A federal judge from Louisiana was falling deeply into gambling debt as he routinely solicited money and gifts from attorneys with cases before his court, congressional investigators said Tuesday as a House panel opened impeachment hearings against the judge.
New Orleans-based District Judge G. Thomas Porteous Jr. had accumulated more than $150,000 in credit card bills by 2000, mostly for cash advances spent in casinos, investigators said.
One lawyer told the House Judiciary Committee task force that he paid the judge in cash to avoid a paper trail and that some of the transactions probably amounted to an illegal kickback scheme. Another said Porteous' requests grew so common that he started trying to dodge the judge.
"He began to use excuses that he needed it for tuition, he needed it for living expenses," attorney Robert Creely said. "I would avoid him until I couldn't avoid him anymore."
Porteous _ who sat quietly in the front row of the hearing room during Tuesday's proceedings _ is trying to avoid becoming just the eighth federal judge in U.S. history to be impeached by the House and convicted in the Senate.

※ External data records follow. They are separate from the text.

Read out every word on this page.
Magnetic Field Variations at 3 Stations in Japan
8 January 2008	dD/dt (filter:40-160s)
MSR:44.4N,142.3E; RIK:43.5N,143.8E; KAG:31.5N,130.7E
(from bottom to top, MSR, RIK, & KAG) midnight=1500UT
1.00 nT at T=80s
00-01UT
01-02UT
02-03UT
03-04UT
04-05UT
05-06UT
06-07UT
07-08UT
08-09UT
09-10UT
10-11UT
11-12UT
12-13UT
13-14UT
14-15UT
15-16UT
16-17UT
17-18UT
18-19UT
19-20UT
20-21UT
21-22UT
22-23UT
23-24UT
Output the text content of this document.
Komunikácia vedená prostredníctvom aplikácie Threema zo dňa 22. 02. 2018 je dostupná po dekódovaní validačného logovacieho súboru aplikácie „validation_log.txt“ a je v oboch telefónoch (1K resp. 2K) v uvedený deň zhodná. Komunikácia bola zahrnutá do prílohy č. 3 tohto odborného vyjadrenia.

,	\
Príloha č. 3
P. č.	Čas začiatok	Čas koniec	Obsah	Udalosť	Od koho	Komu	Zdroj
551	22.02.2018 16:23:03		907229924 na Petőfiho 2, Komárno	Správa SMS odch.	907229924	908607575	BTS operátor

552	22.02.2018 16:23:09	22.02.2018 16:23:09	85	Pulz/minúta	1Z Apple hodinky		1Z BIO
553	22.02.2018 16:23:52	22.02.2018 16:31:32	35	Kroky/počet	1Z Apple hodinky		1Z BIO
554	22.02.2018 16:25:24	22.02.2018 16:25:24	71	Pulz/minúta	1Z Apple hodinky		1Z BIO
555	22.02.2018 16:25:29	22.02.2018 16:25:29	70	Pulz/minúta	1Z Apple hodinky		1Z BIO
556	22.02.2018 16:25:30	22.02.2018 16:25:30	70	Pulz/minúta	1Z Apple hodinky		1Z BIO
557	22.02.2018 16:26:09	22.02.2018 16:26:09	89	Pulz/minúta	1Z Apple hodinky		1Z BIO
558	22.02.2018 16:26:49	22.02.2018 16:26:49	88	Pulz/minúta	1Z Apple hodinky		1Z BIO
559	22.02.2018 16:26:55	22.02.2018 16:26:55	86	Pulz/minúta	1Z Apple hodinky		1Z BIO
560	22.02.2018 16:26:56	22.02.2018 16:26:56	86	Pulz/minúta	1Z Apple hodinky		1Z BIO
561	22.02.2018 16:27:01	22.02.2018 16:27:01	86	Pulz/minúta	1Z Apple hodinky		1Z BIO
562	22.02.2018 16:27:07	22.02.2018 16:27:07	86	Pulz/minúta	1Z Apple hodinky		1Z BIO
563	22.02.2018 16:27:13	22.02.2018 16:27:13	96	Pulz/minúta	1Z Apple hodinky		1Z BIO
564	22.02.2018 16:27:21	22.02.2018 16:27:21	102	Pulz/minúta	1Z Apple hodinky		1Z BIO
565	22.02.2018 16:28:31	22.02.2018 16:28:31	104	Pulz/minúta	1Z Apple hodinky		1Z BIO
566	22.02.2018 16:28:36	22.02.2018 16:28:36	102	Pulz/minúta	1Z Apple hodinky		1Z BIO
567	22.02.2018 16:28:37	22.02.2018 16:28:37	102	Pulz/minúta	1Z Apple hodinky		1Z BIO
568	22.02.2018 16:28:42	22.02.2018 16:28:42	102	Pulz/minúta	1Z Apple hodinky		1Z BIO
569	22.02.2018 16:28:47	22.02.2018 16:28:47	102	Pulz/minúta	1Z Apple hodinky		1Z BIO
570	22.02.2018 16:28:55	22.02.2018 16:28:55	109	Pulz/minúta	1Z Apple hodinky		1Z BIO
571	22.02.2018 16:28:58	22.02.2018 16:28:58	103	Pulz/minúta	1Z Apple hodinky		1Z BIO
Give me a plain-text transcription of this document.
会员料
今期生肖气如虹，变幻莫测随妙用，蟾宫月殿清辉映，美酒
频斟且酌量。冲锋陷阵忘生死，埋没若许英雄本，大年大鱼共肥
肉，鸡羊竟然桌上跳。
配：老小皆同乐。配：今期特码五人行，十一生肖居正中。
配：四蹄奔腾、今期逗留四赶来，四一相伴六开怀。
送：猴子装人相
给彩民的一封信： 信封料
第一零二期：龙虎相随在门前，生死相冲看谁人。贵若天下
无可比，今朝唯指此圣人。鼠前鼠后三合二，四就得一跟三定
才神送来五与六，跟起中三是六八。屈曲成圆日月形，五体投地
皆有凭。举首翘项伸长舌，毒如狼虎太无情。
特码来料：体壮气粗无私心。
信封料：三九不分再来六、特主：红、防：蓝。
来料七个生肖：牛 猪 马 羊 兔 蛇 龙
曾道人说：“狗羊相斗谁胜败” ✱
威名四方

A former state judge appointed to the federal bench by President Bill Clinton in 1994, Porteous also faces allegations of filing for bankruptcy under a false name in 2001, having improper relationships with bail bondsmen and repeatedly filing false financial disclosures.
He already has been suspended.
Investigators released grand jury testimony in which Porteous acknowledged taking money and gifts from Creely and his partner, Jacob Amato.
Porteous' attorney, Richard Westling, said some of Porteous' decisions "in the light of day, looking backward, might have been handled differently." But Westling said the case "involves friendships that go back years."
"I think what you'll find is that there has never been an argument that what happened in Judge Porteous' courtroom was anything but fair," Westling said.
Creely and Amato _ who once worked with Porteous as attorneys and testified under immunity _ said they gave Porteous at least $20,000 in cash gifts, starting when he was a state judge in the 1980s. That includes $2,000 stuffed in an envelope that the attorneys gave Porteous in 1999 to help pay for his son's wedding, just before Porteous decided a major civil case in their client's favor that could have earned their firm between $500,000 and $1 million.
An appeals court later blasted Porteous' rationale in that case, saying it came "close to being nonsensical."
Creely also said he and the firm paid for international hunting trips, expensive French Quarter meals, and part of a bachelor party for Porteous' son in Las Vegas, among other things.
In addition, the attorneys acknowledged that after Creely complained to Porteous about his solicitations, Porteous began sending the firm frequent court-appointed work and the attorneys returned some of the fees in cash to the judge.
Although Amato agreed that the payments were kickbacks and that they paid him in cash to avoid documentation, he and Creely otherwise maintained that they viewed their financial ties to Porteous as simply helping a longtime friend.
"The only reason I gave it to him was because he was a friend in need," Creely said. "I got nothing back."
Lawmakers presiding over the hearing suggested the close ties among the men was unethical at best. Regardless of whether the gifts were personal, Porteous should have recused himself from any cases they were involved in, they said.
It could be months before the House takes action.
Porteous' behavior was uncovered in a five-year FBI investigation into judges in Jefferson Parish. Although the sting netted other convictions, Porteous was never charged with a crime.
On Friday, Porteous unsuccessfully sued the House panel in an effort to block the impeachment proceedings, saying the committee is relying on earlier testimony he gave under promise of immunity. He declined to comment Tuesday.
Porteous' case is the second impeachment that Congress has taken up this year.
The House voted in June to impeach former U.S. District Judge Samuel Kent of Texas, who is serving 33 months in prison after pleading guilty to lying to investigators about sexually abusing two female employees. Kent resigned his position before the Senate could convict him.
Before Kent, the House had not impeached a federal judge since 1989.